The sound goes dead and Zoe smacks the side of the audio unit with her hand.
“...lurk in the shadows of our society, growing in strength and number as vulnerable citizens are attracted to their empty promises. They don’t offer freedom or safety or protection, but a fast track to destruction and disease, a return to famine, to bloodshed, to a time of want and war.”
I clutch my father’s hand, close my eyes, and imagine watching Philip at the podium, in person. If I had stayed, would I believe him? Would his words strike fear in me?
“Citizens,” his voice crackles through the speakers. “This is a dark time for my family, and if we do not address this threat, it could prove to be a dark time for the Sector as well. But rest assured, we are hot on the terrorists’ heels. We will track Jeremiah and Ezekiel Sayyid down and hold them accountable for their crimes against the Sector—for their crimes against you, our people. We will find Vale and bring him home. Together, we the citizens of the Okarian Sector will not let these deluded fanatics return us to the dark ages of the past. Together, we will work for a brighter, more secure and prosperous future. As always ‘May we gain strength from the sowing, resilience from the reaping, and hope from the harvest.’ Good night.”

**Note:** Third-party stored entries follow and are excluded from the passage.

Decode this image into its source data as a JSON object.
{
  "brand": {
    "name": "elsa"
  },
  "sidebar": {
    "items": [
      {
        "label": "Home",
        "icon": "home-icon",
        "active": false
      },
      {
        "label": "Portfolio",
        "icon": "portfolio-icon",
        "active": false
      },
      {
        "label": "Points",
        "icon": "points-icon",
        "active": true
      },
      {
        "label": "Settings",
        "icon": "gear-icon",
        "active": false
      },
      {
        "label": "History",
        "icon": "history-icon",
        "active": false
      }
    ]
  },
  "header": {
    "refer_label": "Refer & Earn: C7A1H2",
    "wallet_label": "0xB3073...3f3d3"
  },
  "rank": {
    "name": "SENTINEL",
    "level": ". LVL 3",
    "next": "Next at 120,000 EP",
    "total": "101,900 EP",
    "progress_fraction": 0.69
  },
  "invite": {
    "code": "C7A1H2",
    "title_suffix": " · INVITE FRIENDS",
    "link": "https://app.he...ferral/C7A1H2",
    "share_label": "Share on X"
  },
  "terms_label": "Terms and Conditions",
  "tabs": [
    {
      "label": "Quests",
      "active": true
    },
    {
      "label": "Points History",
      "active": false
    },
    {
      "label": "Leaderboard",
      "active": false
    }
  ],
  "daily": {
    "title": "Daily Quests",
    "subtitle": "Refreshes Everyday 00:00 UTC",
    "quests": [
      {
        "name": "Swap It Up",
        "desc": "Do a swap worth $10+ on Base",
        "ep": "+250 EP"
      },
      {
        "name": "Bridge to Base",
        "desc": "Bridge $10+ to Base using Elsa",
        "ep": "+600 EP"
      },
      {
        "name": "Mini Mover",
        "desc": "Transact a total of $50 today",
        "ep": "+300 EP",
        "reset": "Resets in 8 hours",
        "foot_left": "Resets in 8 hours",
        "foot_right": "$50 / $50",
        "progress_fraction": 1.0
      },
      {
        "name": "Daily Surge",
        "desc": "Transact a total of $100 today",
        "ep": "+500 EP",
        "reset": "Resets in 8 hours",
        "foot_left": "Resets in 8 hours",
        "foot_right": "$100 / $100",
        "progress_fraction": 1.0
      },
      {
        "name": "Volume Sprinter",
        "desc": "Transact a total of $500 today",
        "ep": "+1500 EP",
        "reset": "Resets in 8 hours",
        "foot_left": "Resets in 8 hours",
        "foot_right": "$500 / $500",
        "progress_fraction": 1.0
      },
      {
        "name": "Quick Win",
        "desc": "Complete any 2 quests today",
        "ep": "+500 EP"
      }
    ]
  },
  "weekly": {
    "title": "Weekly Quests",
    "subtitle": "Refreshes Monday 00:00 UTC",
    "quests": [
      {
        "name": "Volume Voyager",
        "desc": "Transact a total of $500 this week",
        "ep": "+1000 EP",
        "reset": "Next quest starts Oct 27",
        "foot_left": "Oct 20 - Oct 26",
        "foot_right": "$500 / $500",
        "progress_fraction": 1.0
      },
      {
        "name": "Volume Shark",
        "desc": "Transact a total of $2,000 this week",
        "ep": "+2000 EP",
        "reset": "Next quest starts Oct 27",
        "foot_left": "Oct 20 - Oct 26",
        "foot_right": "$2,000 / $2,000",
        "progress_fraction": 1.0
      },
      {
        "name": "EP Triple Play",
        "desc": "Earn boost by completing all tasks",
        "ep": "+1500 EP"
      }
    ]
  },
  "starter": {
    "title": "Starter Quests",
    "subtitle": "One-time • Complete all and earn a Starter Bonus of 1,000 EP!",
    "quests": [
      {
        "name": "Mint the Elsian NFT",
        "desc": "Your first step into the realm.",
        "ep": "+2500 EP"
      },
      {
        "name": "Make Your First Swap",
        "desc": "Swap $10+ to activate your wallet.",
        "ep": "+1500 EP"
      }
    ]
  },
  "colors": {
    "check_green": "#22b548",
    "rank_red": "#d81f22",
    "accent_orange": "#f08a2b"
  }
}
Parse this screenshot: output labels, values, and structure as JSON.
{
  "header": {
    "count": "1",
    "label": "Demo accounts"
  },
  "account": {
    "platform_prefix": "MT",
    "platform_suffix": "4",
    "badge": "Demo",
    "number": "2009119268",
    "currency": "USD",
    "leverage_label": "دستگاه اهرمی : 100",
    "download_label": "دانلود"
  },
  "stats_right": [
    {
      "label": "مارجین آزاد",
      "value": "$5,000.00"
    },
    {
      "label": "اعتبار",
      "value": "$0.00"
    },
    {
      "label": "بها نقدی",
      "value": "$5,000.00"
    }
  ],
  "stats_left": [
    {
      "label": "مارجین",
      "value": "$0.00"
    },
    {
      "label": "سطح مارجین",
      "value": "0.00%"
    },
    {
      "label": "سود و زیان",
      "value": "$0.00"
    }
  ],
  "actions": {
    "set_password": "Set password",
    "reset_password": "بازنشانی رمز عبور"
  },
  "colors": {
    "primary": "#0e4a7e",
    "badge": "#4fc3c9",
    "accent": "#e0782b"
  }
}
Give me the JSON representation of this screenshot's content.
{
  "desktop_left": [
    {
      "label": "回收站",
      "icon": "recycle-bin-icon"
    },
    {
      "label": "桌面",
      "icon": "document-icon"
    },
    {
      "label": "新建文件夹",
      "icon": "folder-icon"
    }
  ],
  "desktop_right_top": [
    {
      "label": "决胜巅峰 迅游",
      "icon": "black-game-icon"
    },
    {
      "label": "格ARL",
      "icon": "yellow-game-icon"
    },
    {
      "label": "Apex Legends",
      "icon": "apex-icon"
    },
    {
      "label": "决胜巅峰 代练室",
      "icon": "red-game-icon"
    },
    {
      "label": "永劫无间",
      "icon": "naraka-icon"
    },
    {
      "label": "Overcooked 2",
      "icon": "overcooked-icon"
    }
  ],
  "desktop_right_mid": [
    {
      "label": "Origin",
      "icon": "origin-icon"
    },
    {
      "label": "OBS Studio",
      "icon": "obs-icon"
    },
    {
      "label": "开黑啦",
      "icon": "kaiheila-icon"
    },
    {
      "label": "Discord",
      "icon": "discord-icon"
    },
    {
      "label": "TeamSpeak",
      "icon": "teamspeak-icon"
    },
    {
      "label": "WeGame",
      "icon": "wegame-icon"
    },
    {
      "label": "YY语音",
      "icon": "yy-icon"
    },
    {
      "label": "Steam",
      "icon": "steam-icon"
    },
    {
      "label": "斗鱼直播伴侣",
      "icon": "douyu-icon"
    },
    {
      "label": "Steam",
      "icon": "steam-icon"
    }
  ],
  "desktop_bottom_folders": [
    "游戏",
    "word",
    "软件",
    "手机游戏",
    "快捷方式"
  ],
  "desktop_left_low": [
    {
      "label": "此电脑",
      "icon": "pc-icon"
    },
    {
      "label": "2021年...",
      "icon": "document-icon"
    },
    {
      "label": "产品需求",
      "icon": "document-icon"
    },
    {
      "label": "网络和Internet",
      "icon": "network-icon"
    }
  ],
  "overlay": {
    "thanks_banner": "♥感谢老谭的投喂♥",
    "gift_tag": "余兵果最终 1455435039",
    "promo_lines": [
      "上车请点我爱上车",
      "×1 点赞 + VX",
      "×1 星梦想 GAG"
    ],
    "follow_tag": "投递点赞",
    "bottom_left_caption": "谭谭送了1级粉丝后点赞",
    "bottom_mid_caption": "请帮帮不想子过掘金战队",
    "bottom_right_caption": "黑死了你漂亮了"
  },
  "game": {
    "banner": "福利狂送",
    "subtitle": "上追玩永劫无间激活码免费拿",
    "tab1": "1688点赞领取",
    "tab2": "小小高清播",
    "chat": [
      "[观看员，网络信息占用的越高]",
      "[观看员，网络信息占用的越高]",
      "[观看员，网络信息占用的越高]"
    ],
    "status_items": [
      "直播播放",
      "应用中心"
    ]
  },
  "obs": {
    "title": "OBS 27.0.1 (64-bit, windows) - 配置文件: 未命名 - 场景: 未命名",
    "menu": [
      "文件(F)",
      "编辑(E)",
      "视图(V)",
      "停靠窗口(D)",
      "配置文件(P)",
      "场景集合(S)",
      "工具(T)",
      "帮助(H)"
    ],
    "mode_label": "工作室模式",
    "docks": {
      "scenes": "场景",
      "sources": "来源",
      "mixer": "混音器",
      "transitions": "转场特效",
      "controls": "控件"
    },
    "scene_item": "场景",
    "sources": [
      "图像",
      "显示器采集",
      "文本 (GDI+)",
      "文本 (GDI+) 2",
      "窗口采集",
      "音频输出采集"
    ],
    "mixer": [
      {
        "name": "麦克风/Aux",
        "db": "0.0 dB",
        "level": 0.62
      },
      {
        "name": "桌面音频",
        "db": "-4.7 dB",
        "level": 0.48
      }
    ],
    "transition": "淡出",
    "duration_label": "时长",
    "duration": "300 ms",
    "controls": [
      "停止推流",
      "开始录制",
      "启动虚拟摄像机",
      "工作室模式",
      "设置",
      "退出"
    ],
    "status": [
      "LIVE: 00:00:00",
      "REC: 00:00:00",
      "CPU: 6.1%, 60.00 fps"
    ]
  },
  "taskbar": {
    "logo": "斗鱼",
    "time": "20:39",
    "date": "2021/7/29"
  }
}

“Bastard.” A voice breaks the stillness. It’s my dad, who
never
curses. He hates it when Phillip quotes his poem, the poem that earned him his post as the Sector’s poet laureate.
The sounds dim for a moment, as Philip retreats from the podium and takes Corine’s hand. Wrapped in their long fur coats and warm leather gloves, they hold their hands high, together, a sign of resilience and strength.
After a long moment of fraught silence in the comm room, the vidscreen dies.
“Damn it,” Eli says, loudly. “I knew that piece of junk wouldn’t last long.”
Then I hear Linnea Heilmann’s perky voice through the radio, gilded with newsworthy suspense: “I am Linnea Heilmann, and that was Philip Orleán, Chancellor of the Okarian Sector, announcing the kidnapping of his own son and Sector Board Member, Valerian Orleán, by anti-Sector terrorists living in our midst.” She pauses, one of those calculated breaks to make everyone lean in a little closer. “Over the past few years, Sector intelligence agents have been conducting undercover investigations into the disappearances of several noted Sector citizens. Now we know the truth. This terrorist group—the Resistance, as they call themselves—is kidnapping them. But why? What does a ragtag group of resistance fighters hope to accomplish by holding our citizens hostage for months, sometimes years at a time? What are their demands? Why do they hide in the shadows? Those are just a few of the questions Sector Defense Forces and OAC Security personnel seek to answer. Until we get answers, we urge you to keep your eyes and ears open, your doors locked, and your hearts with those who have disappeared. Now, let’s welcome the young woman whose former boyfriend has betrayed the Sector, Miss Moriana Nair.”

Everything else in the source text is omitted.